It should be noted that behind these statistics the inflationary effect hides, since the higher nominal GDP growth helped to cut debt ratios. “As a reflection of the increase in inflation, the global Debt/GDP ratio decreased for the fourth consecutive quarter in the first quarter of 2022”, the IIF points out, highlighting that the fall was more evident in mature markets. Global debt now accounts for more than 348% of GDP and is about 15 percentage points below its peak in the first quarter of 2021.
“As the domino effects of the Russian-Ukrainian war continue to disrupt global economic activity, growth is expected to slow significantly this year, with adverse implications for debt dynamics. Due to tight lockdowns in China and tighter global financing conditions, the anticipated slowdown will likely limit or even reverse the downward trend in debt ratios. However, it cannot be ignored that the inflation outlook will also play a role: higher inflation will continue to help reduce debt ratios across the board, while sovereign and corporate debtors with less foreign exchange and short-term debt may benefit. more of the increase in inflation, at least in the near future.
Of course, as central banks move forward with tighter policies to curb inflationary pressures, higher borrowing costs will exacerbate debt vulnerabilities. The impact could be more severe for those borrowers from emerging markets that have a less diversified investor base.
The new global economic context also shows that there are now larger budget deficits and increased costs of servicing the debt. IIF data shows that since the start of the pandemic, global government debt increased by 14 percentage points ($17.4 trillion) to 103% of GDP in the first quarter of 2022. Therefore, in the face of the rising borrowing costs sovereign balance sheets remain under pressure. “As government financing needs remain well above pre-pandemic levels, higher and more volatile commodity prices could force some countries to increase public spending further to stave off social unrest, especially if economic growth is lower than expected,” warns the international banking think tank, adding that “this could be particularly difficult for emerging markets that have less fiscal space as interest spending increases.”

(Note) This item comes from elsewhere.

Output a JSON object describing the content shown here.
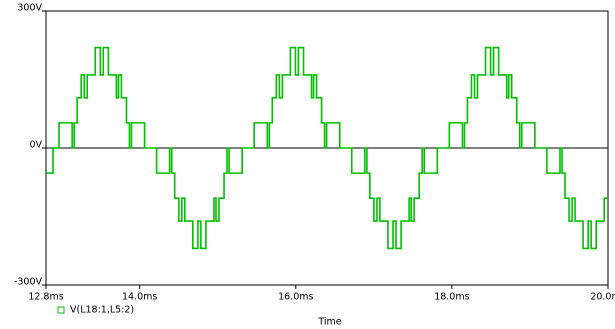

Looking at corporate borrowing, nonfinancial corporations have accumulated more than $14 trillion of new debt since 2019, bringing total nonfinancial corporate debt to more than $90 trillion in the first quarter of 2022. In this regard, it is worth noting that while the large cash holdings of listed companies provide a buffer against adverse shocks, rising debt levels have increased the sensitivity of corporate balance sheets to sky-high interest rates. “Rising funding costs, coupled with heightened geopolitical risks, have wiped more than $16 trillion off the value of global equities so far this year. Despite some corrections in recent months, equity valuations are still stretched across mature markets and corporate earnings estimates remain largely optimistic. However, around a third of small businesses in mature markets are now struggling to cover interest expenses, making it particularly difficult this time for central banks to engineer a soft landing.

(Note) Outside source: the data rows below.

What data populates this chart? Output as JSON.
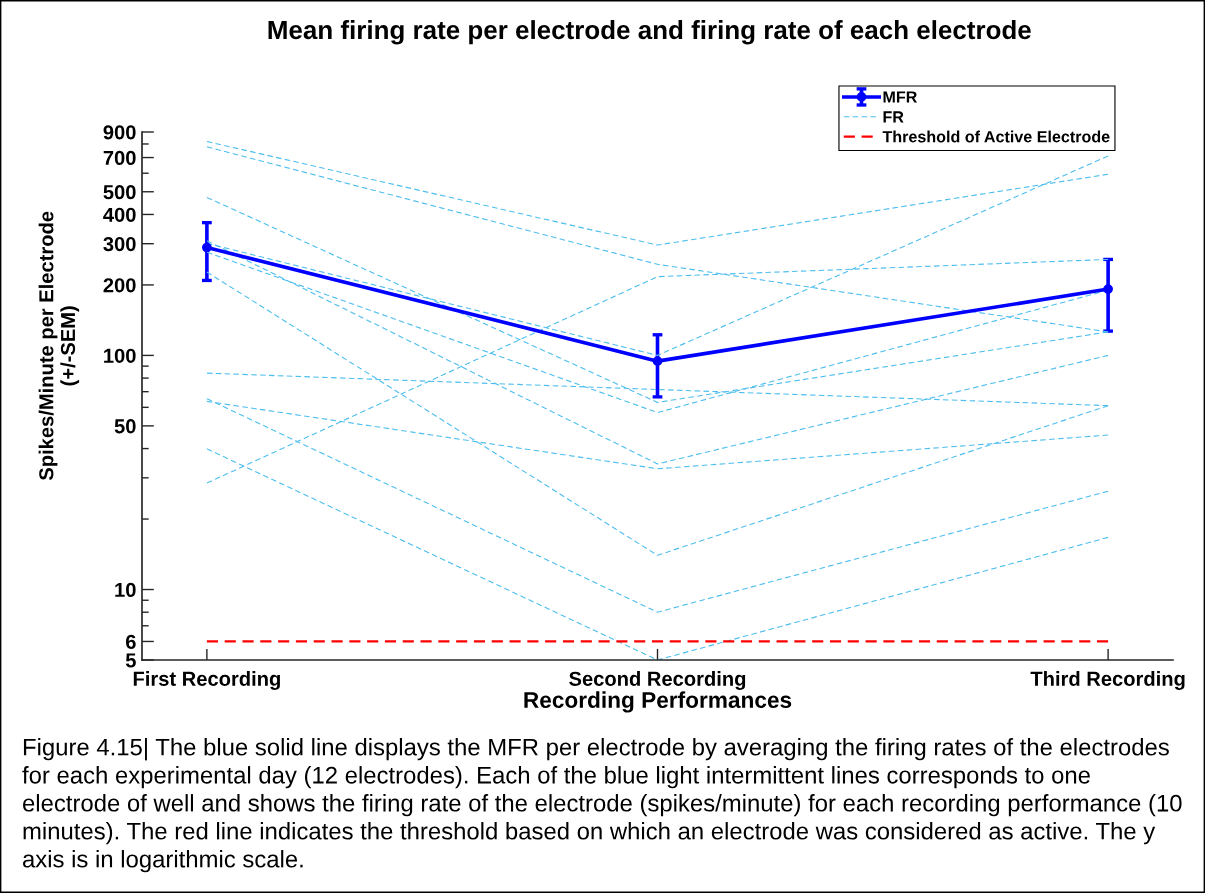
{
  "chart_data": {
    "type": "line",
    "title": "Mean firing rate per electrode and firing rate of each electrode",
    "xlabel": "Recording Performances",
    "ylabel": "Spikes/Minute per Electrode\n(+/-SEM)",
    "categories": [
      "First Recording",
      "Second Recording",
      "Third Recording"
    ],
    "series": [
      {
        "name": "MFR",
        "color": "#0000ff",
        "values": [
          289,
          94.5,
          192
        ],
        "errors": [
          80,
          28,
          65
        ],
        "marker": "circle",
        "line_style": "solid"
      },
      {
        "name": "FR",
        "color": "#4dbeee",
        "values": [
          820,
          296,
          594
        ],
        "line_style": "dashed"
      },
      {
        "color": "#4dbeee",
        "values": [
          778,
          245,
          126
        ],
        "line_style": "dashed"
      },
      {
        "color": "#4dbeee",
        "values": [
          473,
          63,
          126
        ],
        "line_style": "dashed"
      },
      {
        "color": "#4dbeee",
        "values": [
          301,
          100,
          711
        ],
        "line_style": "dashed"
      },
      {
        "color": "#4dbeee",
        "values": [
          276,
          57,
          190
        ],
        "line_style": "dashed"
      },
      {
        "color": "#4dbeee",
        "values": [
          309,
          34.4,
          100
        ],
        "line_style": "dashed"
      },
      {
        "color": "#4dbeee",
        "values": [
          227,
          14,
          61
        ],
        "line_style": "dashed"
      },
      {
        "color": "#4dbeee",
        "values": [
          84,
          71.5,
          61
        ],
        "line_style": "dashed"
      },
      {
        "color": "#4dbeee",
        "values": [
          63.6,
          32.8,
          45.7
        ],
        "line_style": "dashed"
      },
      {
        "color": "#4dbeee",
        "values": [
          65.3,
          8,
          26.3
        ],
        "line_style": "dashed"
      },
      {
        "color": "#4dbeee",
        "values": [
          39.9,
          5,
          16.7
        ],
        "line_style": "dashed"
      },
      {
        "color": "#4dbeee",
        "values": [
          28.5,
          217,
          257
        ],
        "line_style": "dashed"
      }
    ],
    "ref_lines": [
      {
        "axis": "y",
        "value": 6,
        "label": "Threshold of Active Electrode",
        "color": "#ff0000",
        "line_style": "dashed"
      }
    ],
    "log": "y",
    "ylim": [
      5,
      900
    ],
    "yticks": [
      5,
      6,
      10,
      50,
      100,
      200,
      300,
      400,
      500,
      700,
      900
    ],
    "legend": "top right",
    "grid": false,
    "annotations": [
      "Figure 4.15| The blue solid line displays the MFR per electrode by averaging the firing rates of the electrodes for each experimental day (12 electrodes). Each of the blue light intermittent lines corresponds to one electrode of well and shows the firing rate of the electrode (spikes/minute) for each recording performance (10 minutes). The red line indicates the threshold based on which an electrode was considered as active. The y axis is in logarithmic scale."
    ]
  }
}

With regard to emerging market debt, the IIF draws attention to a certain statistical obscurantism. “While debt levels and debt tolerance differ significantly across emerging market countries and sectors, the sharp increase in government debt levels in this club of countries has put debt transparency at the center of concern. attention. The lack of timely disclosure of public debt obligations, the very limited coverage of contingent liabilities and the widespread use of confidentiality clauses are the main impediments that cause information asymmetries between creditors and debtors”, warns the IIF. Of course, this lack of transparency often means higher borrowing costs and limited access to private capital markets for emerging market borrowers.